One of the interesting features of Exchange Server 2013 is the way that Managed Availability communicates the health of individual Client Access protocols (eg OWA, ActiveSync, EWS) by rendering a healthcheck.htm file in each CAS virtual directory. When the protocol is healthy you can see it yourself by navigating to a URL such as https://mail.exchangeserverpro.net/owa/healthcheck.htm.
When the protocol is unhealthy the page is unavailable, and instead of the HTTP 200 result above you will see a “Page not found” or HTTP 404 result instead.

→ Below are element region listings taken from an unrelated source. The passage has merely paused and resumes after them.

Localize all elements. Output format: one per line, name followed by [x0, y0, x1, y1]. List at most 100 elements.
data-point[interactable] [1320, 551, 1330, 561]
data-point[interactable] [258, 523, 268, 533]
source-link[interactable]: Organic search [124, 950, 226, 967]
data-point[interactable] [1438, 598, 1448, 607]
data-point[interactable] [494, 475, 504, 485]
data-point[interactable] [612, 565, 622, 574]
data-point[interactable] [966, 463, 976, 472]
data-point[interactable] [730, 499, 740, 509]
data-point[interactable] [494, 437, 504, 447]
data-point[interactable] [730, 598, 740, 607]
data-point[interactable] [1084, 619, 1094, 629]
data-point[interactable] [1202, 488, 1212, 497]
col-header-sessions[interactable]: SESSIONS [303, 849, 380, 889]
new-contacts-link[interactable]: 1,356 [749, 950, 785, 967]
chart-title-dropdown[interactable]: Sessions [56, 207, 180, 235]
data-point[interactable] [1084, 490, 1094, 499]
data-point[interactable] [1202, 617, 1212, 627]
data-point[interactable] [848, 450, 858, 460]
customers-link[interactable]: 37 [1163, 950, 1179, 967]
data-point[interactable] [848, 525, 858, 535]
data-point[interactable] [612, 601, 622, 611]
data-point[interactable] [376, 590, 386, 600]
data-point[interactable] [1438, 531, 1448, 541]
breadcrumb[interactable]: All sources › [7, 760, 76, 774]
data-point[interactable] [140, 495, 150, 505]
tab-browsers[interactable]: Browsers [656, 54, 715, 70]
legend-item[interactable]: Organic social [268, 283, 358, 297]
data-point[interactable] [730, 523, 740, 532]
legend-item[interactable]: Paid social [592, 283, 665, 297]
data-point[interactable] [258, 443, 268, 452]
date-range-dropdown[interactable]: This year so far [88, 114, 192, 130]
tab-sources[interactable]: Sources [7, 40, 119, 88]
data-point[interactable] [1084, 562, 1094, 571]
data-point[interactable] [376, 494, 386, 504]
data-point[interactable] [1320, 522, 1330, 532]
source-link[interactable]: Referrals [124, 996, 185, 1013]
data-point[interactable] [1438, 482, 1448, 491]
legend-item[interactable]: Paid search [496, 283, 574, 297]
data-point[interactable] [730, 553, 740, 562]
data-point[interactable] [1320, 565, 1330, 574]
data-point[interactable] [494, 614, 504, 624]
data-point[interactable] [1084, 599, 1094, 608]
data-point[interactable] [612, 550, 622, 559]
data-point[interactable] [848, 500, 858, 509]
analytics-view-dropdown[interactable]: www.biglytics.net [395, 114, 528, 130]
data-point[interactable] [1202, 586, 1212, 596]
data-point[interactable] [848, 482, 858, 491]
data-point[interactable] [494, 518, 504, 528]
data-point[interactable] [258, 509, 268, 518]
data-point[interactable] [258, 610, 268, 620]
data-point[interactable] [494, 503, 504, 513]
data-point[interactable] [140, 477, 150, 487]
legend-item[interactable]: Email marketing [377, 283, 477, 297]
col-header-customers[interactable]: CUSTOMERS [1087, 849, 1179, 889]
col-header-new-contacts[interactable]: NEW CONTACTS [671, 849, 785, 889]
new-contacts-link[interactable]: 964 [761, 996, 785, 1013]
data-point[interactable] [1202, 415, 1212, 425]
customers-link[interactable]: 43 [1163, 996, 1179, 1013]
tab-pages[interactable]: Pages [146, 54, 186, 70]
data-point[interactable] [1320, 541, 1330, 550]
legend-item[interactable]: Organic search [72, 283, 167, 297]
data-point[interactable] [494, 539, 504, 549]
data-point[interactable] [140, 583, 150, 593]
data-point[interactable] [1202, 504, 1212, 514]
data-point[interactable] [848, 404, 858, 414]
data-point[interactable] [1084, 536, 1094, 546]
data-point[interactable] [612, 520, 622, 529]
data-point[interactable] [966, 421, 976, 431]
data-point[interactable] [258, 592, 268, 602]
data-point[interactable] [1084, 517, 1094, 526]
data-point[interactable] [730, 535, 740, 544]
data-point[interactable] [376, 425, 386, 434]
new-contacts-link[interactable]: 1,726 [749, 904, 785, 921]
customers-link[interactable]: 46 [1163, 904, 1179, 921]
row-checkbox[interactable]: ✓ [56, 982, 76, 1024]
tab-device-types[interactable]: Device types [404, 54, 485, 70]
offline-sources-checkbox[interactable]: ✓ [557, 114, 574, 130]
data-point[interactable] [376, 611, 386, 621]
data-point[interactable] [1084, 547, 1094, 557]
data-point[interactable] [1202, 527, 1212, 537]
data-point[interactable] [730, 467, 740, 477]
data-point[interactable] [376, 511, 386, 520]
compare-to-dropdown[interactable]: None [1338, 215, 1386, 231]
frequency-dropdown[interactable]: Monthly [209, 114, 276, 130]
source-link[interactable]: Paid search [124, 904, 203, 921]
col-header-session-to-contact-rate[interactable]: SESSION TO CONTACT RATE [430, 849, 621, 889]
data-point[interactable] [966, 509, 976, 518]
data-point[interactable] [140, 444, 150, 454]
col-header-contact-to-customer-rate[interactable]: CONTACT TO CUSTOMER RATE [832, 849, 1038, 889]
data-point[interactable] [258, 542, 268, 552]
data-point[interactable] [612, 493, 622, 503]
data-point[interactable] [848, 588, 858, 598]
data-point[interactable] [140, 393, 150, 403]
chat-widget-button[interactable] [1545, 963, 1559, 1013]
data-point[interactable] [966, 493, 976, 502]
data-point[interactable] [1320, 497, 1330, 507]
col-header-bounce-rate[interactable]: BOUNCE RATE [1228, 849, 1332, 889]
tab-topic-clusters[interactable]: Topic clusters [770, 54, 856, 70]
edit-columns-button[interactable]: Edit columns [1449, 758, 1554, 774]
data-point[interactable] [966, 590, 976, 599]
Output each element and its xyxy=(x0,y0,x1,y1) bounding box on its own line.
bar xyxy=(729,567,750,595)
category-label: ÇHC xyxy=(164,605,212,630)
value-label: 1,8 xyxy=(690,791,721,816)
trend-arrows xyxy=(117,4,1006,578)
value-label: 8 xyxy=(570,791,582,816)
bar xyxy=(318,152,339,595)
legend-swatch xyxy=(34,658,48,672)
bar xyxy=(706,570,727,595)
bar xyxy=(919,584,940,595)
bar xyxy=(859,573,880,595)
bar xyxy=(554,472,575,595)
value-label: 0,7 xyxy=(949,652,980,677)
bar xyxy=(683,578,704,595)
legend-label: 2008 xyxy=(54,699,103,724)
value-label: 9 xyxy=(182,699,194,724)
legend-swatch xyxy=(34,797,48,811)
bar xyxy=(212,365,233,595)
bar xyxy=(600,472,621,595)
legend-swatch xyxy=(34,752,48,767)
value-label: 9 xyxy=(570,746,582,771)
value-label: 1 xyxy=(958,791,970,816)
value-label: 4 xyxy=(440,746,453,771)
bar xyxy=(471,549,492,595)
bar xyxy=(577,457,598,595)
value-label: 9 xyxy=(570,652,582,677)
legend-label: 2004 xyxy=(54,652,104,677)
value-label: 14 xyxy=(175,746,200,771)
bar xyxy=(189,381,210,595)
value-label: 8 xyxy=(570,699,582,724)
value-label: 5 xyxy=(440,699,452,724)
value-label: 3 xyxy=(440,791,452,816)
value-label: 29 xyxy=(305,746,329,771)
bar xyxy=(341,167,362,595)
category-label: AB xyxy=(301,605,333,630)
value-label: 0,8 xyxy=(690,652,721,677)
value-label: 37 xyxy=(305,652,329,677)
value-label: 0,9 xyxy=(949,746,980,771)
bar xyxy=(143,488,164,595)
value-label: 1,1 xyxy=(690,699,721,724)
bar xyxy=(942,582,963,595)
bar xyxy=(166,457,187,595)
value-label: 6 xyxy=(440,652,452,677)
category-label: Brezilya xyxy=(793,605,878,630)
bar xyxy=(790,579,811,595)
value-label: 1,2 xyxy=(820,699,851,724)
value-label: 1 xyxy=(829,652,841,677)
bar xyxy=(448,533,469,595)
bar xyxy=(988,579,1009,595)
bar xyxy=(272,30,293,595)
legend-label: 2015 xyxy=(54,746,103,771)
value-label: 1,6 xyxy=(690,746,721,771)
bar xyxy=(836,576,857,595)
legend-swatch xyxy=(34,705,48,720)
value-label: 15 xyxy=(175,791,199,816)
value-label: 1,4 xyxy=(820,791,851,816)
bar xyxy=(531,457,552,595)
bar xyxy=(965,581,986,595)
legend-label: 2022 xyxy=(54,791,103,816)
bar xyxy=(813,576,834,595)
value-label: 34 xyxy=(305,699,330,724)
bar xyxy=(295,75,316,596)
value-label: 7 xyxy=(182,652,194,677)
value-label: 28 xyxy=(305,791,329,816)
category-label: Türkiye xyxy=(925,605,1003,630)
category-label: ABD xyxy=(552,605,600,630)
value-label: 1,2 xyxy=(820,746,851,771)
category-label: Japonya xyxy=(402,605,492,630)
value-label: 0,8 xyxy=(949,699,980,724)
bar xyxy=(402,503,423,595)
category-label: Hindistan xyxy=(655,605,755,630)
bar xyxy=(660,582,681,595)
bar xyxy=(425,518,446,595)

Source: http://practical365.com/exchange-server/testing-exchange-server-2013-client-access-server-health-with-powershell/

Further reading: https://blogs.technet.microsoft.com/exchange/2014/03/05/load-balancing-in-exchange-2013/ and the chapter about Health Probe Checking

We have no need to implement this at the “Exchange server-level” though, as these checks are already done in our Zen Load Balancer (described in this blog post). I guess you could call this the “fourth script” for checking/monitoring server health.

 

Reports

So, what all this adds up to are some nice reports. I’ll get a daily mail (generated at 02:00) looking like this (and hopefully always will 🙂 ):

ExServerHealth_screenshot_from_report

Daily report generated from Test-ExchangeServerHealth.ps1 script

 

ExEnvironmentreport_screenshot_from_report

Weekly report generated from Get-ExchangeEnvironmentReport.ps1 script

 

ExServerHealthSet_screenshot_from_report

Weekly report generated from Get-HealthSetReport.ps1 script (The problem was already taken care of 🙂 )

 

As you can see from the screenshots above, these checks are all reporting different aspects of the Exchange server health.

This quite much covers all the necessary monitoring in my opinion and with these checks in place you can probably also sleep better during the nights 🙂 Even though these checks are comprehensive, I’m still planning on even more checks. My next step will be an attempt at Real-time event log monitoring using NSClient++ / Nagios. Actually the Nagios thought was buried and I will instead focus on the ELK stack which is a VERY comprehensive logging solution.